New statistical approach: changes in forest fires in the 19th and 20th centuries were man-made
Credit: D. Bryka?a, Polish Academy of Science
How do humans affect forest fires? And what can we learn from forest fires in the past for the future of forestry? An international team of researchers led by Elisabeth Dietze, formerly at the German Research Centre for Geosciences GFZ in Potsdam and now at the Alfred Wegener Institute – Helmholtz Centre for Polar and Marine Research, now provides new answers to these questions. The research team has shown for a region in north-eastern Poland that forest fires increasingly occurred there after the end of the 18th century with the change to organised forestry. Among other things, the conversion of forests into pine monocultures played a role. The increased number of fires subsequently made it necessary to manage and maintain the forests differently. The researchers report on this in the journal PLOS ONE.
Every natural landscape has its own pattern of how fires behave there. This pattern is also known as the “fire regime”. Fire regimes are directly linked to the landscape, its vegetation and climate. Humans can change these regimes by managing a landscape. However, little is yet known about how they influenced fire regimes before the beginning of active forest fire fighting. Among the past 250 years, the human contribution to the global increase in fires during the mid- 19th century is particularly unclear, as the data available for this period is not comprehensive.
In the study published now, the researchers examined the extent to which forest management influenced the fire regime in a temperate forest landscape around Lake Czechowskie in the Bory Tucholskie (English: Tuchola Forest). Bory Tucholskie located in north-eastern Poland is one of the largest forest areas of Central Europe. The researchers combined evidence from various sources, such as pieces of charcoal and molecules formed during biomass combustion, so-called molecular fire markers. The investigated material originated from drilling cores of lake sediments. The researchers applied a new statistical approach to the classification of fires to their samples. They compared their measurements with independent climate and vegetation reconstructions and historical records.
Adaptation needs in the context of climate change
The team found two striking changes in the fire regime in the 19th and 20th centuries, both of which were driven by man. Accordingly, the amount of biomass burned unintentionally increased during the mid-19th century. At that time, the flammable, fast-growing pine monocultures necessary for industrialisation were planted. “After devastating fires in 1863, fire became an important factor in forest management,” explains Elisabeth Dietze.
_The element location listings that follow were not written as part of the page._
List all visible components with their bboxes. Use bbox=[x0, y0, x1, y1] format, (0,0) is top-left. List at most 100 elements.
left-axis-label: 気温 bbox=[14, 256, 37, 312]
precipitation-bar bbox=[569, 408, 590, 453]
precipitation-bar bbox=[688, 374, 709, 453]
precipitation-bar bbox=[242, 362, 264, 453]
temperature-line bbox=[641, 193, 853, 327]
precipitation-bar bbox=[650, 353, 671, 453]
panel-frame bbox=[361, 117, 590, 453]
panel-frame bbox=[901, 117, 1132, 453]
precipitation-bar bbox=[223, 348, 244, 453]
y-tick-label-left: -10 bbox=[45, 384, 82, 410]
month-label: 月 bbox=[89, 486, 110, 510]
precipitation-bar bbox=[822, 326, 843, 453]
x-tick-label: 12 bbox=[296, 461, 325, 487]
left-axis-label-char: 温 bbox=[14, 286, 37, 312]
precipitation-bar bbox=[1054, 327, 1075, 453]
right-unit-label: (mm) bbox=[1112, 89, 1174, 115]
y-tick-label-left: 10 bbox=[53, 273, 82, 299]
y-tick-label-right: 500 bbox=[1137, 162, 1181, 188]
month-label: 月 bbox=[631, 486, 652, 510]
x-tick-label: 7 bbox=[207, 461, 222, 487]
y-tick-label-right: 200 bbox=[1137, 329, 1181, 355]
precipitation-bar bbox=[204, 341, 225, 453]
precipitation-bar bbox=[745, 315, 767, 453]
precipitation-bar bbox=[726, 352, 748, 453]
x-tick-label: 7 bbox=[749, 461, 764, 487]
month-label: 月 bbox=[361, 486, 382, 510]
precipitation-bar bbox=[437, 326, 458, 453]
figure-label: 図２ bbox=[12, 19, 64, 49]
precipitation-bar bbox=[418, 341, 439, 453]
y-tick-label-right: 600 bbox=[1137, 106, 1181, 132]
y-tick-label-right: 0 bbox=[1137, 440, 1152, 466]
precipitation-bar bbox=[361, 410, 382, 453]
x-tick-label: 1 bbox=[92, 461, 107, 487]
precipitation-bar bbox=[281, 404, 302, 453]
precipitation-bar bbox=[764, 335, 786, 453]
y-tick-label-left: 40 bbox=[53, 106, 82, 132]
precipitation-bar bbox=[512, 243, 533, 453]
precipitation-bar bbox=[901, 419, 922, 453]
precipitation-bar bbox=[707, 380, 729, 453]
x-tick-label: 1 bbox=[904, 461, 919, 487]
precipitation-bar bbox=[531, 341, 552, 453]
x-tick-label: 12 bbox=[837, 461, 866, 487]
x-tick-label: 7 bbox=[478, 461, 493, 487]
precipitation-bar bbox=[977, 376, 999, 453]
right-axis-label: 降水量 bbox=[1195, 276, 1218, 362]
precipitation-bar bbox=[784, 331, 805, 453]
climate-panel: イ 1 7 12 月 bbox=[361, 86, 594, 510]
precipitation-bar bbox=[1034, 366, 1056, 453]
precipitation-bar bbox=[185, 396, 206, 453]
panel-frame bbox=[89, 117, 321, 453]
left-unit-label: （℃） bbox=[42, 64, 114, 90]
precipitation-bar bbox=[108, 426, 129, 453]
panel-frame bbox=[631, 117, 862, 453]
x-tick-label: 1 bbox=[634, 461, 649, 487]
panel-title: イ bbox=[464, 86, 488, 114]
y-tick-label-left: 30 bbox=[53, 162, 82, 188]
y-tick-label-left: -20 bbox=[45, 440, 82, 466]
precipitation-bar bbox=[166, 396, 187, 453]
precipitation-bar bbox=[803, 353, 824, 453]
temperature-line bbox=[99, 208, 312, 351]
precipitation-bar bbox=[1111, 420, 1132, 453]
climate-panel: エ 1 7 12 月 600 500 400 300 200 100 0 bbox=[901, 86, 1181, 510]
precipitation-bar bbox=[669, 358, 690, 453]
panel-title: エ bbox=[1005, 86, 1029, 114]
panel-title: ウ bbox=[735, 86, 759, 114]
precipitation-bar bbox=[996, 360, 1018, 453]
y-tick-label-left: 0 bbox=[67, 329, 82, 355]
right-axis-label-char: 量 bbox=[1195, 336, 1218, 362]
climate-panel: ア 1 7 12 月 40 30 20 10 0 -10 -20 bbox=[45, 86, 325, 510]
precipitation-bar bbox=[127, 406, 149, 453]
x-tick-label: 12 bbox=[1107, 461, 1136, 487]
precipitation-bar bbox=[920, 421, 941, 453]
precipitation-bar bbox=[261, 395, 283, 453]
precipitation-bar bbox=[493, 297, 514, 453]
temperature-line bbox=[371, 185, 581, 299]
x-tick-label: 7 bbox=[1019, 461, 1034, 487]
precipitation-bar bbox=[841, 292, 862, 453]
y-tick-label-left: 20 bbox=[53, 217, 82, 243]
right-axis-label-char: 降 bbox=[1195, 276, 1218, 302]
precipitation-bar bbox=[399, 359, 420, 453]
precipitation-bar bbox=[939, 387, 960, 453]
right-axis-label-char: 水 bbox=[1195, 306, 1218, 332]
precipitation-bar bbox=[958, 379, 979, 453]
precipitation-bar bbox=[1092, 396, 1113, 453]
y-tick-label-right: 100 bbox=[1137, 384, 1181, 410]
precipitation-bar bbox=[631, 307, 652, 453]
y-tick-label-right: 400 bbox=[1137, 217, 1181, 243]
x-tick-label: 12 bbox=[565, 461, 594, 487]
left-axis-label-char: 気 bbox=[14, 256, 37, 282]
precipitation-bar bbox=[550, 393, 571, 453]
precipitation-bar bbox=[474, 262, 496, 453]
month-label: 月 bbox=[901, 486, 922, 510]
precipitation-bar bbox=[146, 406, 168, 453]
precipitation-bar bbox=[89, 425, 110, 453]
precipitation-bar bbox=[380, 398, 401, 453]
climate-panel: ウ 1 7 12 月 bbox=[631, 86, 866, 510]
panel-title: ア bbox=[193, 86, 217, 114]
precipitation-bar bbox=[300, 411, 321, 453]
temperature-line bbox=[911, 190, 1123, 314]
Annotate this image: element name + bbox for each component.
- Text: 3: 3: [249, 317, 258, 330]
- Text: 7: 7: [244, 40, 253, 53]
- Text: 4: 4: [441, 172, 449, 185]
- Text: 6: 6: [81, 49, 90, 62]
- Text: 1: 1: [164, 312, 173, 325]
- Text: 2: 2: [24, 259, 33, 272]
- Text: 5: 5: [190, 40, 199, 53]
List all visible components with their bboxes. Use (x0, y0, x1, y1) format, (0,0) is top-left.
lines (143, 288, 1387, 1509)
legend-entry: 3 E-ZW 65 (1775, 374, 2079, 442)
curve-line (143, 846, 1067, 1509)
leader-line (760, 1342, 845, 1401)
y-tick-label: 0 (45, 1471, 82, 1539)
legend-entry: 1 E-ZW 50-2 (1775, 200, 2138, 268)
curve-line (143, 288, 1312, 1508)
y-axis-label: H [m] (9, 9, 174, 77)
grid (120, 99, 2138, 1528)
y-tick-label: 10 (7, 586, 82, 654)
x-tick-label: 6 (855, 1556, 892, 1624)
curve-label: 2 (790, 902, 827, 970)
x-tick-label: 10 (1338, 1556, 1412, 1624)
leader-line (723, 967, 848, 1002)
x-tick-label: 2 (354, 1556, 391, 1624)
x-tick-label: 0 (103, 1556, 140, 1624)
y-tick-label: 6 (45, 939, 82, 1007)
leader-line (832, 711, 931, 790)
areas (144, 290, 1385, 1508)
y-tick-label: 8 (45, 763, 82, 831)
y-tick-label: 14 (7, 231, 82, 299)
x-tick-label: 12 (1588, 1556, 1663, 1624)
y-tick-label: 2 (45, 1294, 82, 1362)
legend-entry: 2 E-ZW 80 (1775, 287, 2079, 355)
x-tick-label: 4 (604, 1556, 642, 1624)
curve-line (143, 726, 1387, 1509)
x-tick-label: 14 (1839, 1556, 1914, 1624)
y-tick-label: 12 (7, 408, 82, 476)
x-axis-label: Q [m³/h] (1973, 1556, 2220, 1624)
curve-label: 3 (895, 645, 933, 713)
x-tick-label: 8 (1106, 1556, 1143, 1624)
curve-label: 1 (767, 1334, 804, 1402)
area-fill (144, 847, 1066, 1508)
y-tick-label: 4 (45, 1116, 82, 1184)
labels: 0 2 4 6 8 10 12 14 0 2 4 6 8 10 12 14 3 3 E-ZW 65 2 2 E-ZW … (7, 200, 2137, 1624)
At the end of the 19th century, state forestry reacted with an active fire prevention strategy. Various measures, such as a denser network of paths, were used to prevent fires. These measures had been very effective over the 20th century and the number of fires had decreased. But after the collapse of the Soviet Union, more pine trees were planted again in the 1990s. The forested area had increased. “In the course of climate change with its temperature rise and more frequent dry summers a new adjustment of forestry is necessary. Fires should be suppressed more effectively in the future and the forest should be restructured – towards more diverse and less flammable tree and shrub species. This is our most important result for forestry,” says Elisabeth Dietze.?
With the new findings, models for predicting fires can be better calibrated. “We can reconstruct fire types more comprehensively than before,” says Elisabeth Dietze. “Even low-intensity fires, such as typical ground fires in contrast to crown fires, can be detected with molecular fire markers, which was not possible with charcoal alone.”
The study is a cooperation between scientists from the Netherlands and Canada and partners in ‘ICLEA – Virtual Institute for Integrated Climate and Landscape Development Analysis’. As partners the GFZ, the Ernst Moritz Arndt University Greifswald, the Brandenburg Technical University Cottbus together with the Polish Academy of Sciences bundle their research capacities and expertise to investigate the climate and landscape development of the historical cultural landscape between North East Germany and North West Poland.